A scream from Monina followed his swift departure. "He perishes—he betrays us!" cried O'Water. Richard galloped on not across the field away from town, but right into danger; there, whence the troop was certainly approaching. He was lost to view on the instant, in a straggling lane which stretched out half across the field. A moment after coming from the other side, unobserved till in the hut, Clifford entered alone. He bore a large bundle; his steps were cautious and swift; his look told that he was intent only on the object of his errand. "I have succeeded beyond my hope. My life on it all is safe. Where have ye hid the prince? Oh, prithee, fear not, nor trifle: each second is precious."
The confused wondering looks of all present replied to him. Clifford laughed, a short, sarcastic, bitter laugh: and then, with a fiendlike expression of face, he said, "The prince has done well; and ye have all done well: and his Grace will thank you anon. Ye grudge me, maybe, the Duchess Margaret's bounty. She promised largely; 'twere pity to share the boon among so many. Now mark the event!"
These words displayed the baseness of his motive, yet vouched for his sincerity. He threw a menacing glance around, and then quitted the hut; and with hurried pace hastened across the field towards the town.
CHAPTER LII
TREASON
Full many a glorious morning: have I seen,
Flatter the mountain tops with sovereign eye,
Kissing with golden face the meadows green;
Gilding pale streams with heavenly alchemy;
Anon, permit the basest clouds to ride
With ugly rack on his celestial face.
SHAKSPEARE.
The duke of York, urged so earnestly to fly, felt that to do so was to save himself at the expense of his friends, on whom Henry's vengeance would severely fall, when he found himself balked of his victim. He consented to leave Jane Shore's abode, with the resolve not of effecting his escape, but of securing, by surrendering himself, the safety of his defenceless adherents united under her lowly roof. He directed his course as he believed into the very centre of danger, entering the narrow straggling street whence the sound of the advance of the troop of horse had been heard. He entered the lane; it was empty. The ominous sounds were still sharp and near; it seemed as if they were in some street parallel to the one which he threaded. He turned at right angles into another, to reach the spot: again he turned, led by the baffling noise, in another direction. It was just four in the morning; there were but few abroad so early: he saw a monk gliding stealthily from under a dark archway, and a poor fellow, who looked as if he had slept beneath heaven's roof, and had not wherewithal to break his fast. True to the kindly instincts of his nature, Richard felt at his girdle for his purse; it was long since he had possessed the smallest coin of his adversary's realm. "I, a prince!" his feeling had been more bitter, but that his fingers came in contact with his dagger's hilt, and the conviction of freedom burst with fresh delight upon him. Free, even in spite of its intents; for the tramp which had gradually grown fainter, was dying absolutely away.
They had probably reached the hut: thither he must return.

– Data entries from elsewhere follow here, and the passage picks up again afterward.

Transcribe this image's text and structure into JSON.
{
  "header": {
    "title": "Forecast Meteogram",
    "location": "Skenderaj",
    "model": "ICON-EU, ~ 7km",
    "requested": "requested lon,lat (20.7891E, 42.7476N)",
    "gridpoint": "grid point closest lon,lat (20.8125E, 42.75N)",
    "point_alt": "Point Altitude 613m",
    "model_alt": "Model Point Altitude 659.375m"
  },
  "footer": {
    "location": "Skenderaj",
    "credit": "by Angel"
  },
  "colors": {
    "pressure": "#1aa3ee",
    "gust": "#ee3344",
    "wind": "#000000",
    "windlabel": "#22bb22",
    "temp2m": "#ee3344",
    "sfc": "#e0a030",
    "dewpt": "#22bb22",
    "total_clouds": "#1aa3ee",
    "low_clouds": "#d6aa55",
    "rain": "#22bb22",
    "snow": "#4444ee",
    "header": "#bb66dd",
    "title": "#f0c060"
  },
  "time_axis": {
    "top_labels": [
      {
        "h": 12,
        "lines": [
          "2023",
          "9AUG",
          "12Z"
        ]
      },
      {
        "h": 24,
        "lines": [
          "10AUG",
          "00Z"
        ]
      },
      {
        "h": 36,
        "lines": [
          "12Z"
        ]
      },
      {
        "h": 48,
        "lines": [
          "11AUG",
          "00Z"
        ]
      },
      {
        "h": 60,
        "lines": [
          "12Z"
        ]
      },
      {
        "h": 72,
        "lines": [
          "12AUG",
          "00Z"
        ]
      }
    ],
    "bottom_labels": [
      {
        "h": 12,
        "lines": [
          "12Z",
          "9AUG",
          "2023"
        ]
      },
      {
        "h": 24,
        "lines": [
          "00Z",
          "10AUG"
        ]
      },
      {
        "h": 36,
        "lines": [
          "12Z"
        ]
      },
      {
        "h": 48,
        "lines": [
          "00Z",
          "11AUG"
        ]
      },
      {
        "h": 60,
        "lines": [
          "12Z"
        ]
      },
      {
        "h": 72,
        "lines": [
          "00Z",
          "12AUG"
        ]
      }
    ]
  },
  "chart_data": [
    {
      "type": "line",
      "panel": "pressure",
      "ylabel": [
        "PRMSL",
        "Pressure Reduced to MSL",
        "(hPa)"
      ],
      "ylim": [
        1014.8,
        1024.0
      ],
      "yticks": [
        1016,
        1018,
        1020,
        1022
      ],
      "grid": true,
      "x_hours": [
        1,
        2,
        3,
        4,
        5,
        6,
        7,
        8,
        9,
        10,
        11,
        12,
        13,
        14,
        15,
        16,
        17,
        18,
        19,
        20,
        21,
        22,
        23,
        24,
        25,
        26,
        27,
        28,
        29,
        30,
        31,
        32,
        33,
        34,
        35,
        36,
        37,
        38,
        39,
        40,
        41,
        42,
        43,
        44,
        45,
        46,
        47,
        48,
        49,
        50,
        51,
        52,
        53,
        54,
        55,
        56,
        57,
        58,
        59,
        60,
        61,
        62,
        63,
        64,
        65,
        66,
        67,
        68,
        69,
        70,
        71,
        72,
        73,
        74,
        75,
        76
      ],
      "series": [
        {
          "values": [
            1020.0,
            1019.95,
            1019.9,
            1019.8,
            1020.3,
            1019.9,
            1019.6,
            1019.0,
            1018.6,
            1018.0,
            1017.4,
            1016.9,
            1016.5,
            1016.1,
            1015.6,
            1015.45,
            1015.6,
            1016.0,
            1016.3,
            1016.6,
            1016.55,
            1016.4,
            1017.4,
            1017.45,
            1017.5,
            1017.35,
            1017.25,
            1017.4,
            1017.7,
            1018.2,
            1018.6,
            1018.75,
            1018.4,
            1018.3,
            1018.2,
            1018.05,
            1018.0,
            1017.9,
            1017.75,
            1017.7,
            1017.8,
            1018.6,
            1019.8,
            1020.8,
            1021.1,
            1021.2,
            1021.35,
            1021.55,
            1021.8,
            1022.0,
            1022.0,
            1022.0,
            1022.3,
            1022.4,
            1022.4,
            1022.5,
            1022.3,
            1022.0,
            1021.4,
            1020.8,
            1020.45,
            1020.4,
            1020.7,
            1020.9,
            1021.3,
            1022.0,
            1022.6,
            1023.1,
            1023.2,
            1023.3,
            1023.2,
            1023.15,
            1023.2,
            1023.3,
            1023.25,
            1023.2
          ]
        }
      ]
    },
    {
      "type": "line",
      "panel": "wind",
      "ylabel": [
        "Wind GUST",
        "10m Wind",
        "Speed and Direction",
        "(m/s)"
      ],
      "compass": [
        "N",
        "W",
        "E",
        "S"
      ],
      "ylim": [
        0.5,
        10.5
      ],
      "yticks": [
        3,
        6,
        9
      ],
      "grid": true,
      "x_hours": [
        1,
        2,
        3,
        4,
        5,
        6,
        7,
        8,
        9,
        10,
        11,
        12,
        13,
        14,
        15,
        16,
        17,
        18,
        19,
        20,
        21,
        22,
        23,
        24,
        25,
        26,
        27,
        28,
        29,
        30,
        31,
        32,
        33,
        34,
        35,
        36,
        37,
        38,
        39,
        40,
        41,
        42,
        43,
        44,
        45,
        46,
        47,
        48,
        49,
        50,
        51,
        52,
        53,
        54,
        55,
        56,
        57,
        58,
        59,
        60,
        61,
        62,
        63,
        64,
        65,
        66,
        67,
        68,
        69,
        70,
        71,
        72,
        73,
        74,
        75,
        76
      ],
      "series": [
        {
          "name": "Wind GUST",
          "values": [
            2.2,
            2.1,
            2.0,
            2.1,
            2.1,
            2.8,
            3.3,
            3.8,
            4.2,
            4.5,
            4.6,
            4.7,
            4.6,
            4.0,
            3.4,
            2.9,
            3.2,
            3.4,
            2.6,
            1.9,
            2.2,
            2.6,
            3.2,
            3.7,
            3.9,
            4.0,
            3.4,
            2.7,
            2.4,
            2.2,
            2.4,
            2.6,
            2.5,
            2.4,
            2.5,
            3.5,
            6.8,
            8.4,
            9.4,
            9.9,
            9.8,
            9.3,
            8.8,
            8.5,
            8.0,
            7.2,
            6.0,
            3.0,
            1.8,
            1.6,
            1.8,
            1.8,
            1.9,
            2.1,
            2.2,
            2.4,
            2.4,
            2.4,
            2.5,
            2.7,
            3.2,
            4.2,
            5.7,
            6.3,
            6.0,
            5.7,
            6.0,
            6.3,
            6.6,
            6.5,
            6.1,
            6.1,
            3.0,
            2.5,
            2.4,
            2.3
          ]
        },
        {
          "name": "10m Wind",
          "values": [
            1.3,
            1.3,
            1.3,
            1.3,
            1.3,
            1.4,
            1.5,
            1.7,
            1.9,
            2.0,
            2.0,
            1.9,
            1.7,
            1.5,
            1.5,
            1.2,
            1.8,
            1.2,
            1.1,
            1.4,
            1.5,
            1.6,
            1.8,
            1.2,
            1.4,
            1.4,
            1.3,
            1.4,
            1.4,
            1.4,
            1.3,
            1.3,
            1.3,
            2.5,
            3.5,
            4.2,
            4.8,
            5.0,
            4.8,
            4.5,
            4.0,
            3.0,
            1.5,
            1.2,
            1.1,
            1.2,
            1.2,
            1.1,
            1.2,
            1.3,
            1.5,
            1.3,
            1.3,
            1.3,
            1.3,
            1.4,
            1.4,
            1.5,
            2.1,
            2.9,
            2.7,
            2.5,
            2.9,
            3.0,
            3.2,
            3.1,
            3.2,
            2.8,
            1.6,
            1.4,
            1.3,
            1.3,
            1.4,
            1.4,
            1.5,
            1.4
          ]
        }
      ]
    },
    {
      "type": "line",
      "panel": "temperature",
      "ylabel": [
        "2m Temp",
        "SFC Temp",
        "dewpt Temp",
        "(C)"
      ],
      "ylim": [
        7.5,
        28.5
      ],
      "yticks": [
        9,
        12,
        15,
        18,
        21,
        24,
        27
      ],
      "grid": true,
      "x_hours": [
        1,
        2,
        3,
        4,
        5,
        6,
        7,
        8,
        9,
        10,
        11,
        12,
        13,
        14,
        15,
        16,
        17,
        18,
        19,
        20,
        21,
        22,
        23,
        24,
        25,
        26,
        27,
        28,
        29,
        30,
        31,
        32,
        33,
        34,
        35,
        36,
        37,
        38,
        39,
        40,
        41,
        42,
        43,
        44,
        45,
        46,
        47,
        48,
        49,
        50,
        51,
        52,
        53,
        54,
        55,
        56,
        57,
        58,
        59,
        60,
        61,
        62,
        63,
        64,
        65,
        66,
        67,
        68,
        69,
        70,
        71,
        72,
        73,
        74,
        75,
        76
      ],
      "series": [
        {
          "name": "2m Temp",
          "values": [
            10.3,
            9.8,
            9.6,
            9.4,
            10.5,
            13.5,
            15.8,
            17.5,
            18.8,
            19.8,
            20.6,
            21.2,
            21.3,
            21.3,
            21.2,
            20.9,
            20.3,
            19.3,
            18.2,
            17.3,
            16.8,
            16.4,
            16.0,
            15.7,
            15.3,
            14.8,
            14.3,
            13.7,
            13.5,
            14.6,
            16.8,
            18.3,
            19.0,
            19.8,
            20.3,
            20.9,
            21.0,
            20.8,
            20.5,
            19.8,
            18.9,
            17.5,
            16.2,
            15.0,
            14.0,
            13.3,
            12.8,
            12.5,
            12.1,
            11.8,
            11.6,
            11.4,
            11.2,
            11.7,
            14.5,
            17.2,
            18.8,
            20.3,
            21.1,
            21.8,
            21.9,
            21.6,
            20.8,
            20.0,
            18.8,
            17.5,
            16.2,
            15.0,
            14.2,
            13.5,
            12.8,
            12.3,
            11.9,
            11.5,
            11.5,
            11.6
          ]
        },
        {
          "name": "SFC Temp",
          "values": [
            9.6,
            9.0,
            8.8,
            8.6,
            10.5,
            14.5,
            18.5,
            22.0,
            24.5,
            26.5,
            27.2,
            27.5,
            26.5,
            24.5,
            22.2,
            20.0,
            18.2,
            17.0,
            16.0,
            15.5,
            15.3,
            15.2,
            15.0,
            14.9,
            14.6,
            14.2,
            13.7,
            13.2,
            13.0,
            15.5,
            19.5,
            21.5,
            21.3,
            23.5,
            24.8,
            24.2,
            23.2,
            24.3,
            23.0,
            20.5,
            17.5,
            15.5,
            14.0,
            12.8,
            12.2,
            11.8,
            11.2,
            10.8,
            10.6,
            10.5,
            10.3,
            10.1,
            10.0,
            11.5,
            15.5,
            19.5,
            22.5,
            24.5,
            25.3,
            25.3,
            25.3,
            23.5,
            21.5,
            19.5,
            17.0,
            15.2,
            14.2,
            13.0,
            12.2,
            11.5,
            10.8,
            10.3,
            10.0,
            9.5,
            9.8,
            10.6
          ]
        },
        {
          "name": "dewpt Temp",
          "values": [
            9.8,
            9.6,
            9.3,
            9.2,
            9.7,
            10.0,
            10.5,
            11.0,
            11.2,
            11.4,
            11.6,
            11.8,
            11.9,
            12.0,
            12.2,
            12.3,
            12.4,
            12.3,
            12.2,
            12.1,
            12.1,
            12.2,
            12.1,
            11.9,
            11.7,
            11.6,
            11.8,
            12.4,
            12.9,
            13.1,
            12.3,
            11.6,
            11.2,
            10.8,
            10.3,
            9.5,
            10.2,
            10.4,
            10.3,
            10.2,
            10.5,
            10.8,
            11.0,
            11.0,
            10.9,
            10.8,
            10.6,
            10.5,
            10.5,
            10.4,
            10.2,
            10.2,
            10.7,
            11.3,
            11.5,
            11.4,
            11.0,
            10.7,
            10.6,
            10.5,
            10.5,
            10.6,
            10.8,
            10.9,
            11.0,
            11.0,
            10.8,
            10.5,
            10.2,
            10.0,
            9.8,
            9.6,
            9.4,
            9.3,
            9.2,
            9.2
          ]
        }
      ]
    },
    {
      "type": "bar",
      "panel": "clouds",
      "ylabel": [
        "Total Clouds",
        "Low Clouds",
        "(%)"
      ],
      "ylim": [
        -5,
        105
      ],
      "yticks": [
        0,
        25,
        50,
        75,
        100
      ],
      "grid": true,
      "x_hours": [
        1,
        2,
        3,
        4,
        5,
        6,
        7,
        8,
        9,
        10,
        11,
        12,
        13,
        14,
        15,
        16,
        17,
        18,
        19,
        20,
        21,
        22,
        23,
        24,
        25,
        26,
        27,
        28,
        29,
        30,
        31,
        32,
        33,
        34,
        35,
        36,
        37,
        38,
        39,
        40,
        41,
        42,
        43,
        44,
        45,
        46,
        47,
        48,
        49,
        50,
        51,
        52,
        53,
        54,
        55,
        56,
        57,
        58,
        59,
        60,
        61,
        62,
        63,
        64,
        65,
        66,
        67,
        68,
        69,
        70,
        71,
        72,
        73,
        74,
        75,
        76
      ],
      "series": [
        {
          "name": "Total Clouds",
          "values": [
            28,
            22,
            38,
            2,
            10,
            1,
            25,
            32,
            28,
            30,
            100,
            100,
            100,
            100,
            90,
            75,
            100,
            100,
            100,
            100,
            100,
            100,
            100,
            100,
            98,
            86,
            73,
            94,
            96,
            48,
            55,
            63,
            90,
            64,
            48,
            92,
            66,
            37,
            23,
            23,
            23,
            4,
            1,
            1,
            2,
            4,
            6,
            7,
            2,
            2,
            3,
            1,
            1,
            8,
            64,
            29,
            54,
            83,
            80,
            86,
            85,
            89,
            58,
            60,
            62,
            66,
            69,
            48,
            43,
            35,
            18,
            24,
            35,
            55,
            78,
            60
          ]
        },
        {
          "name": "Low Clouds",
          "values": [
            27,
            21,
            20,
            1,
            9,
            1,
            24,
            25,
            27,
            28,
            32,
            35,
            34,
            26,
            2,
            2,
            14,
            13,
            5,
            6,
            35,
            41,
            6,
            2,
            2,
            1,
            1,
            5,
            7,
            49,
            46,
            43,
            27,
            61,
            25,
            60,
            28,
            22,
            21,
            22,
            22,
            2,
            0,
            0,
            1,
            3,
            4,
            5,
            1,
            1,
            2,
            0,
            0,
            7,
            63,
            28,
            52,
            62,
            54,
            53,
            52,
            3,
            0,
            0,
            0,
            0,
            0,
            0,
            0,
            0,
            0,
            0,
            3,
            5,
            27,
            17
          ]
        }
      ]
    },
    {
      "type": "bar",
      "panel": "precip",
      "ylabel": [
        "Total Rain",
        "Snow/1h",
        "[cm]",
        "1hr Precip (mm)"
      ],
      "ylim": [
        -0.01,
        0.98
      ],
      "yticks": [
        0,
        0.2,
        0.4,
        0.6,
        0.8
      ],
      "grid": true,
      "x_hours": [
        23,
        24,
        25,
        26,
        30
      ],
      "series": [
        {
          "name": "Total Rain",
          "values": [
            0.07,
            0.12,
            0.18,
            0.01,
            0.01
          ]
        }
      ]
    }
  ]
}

It was no easy thing to find his way to it, he had so entangled himself in the narrow lanes, and wretched assemblages of dwellings huddled together on the outskirts of London. At length they opened before him: there was the dingy field, there the hut, standing in quiet beneath the rays of the morning sun, of the opening, summer, soft, sweet day. He was quickly at its threshold; he entered. Jane was within, alone, seated in her wooden chair; her hands clasped; her pale face sunk on her bosom: big tears were gathering in her eyes, and rolling down her faded cheeks unheeded. Jane's aspect was usually so marble (a miraculous chiselling of resigned hopelessness), her mien so unbending, that these signs of emotion struck the prince with wonder and compassion.
He knelt at her feet and pressed her thin, but little hand to his lips, saying, "Mother, where are my friends? Mother, bless me before I go."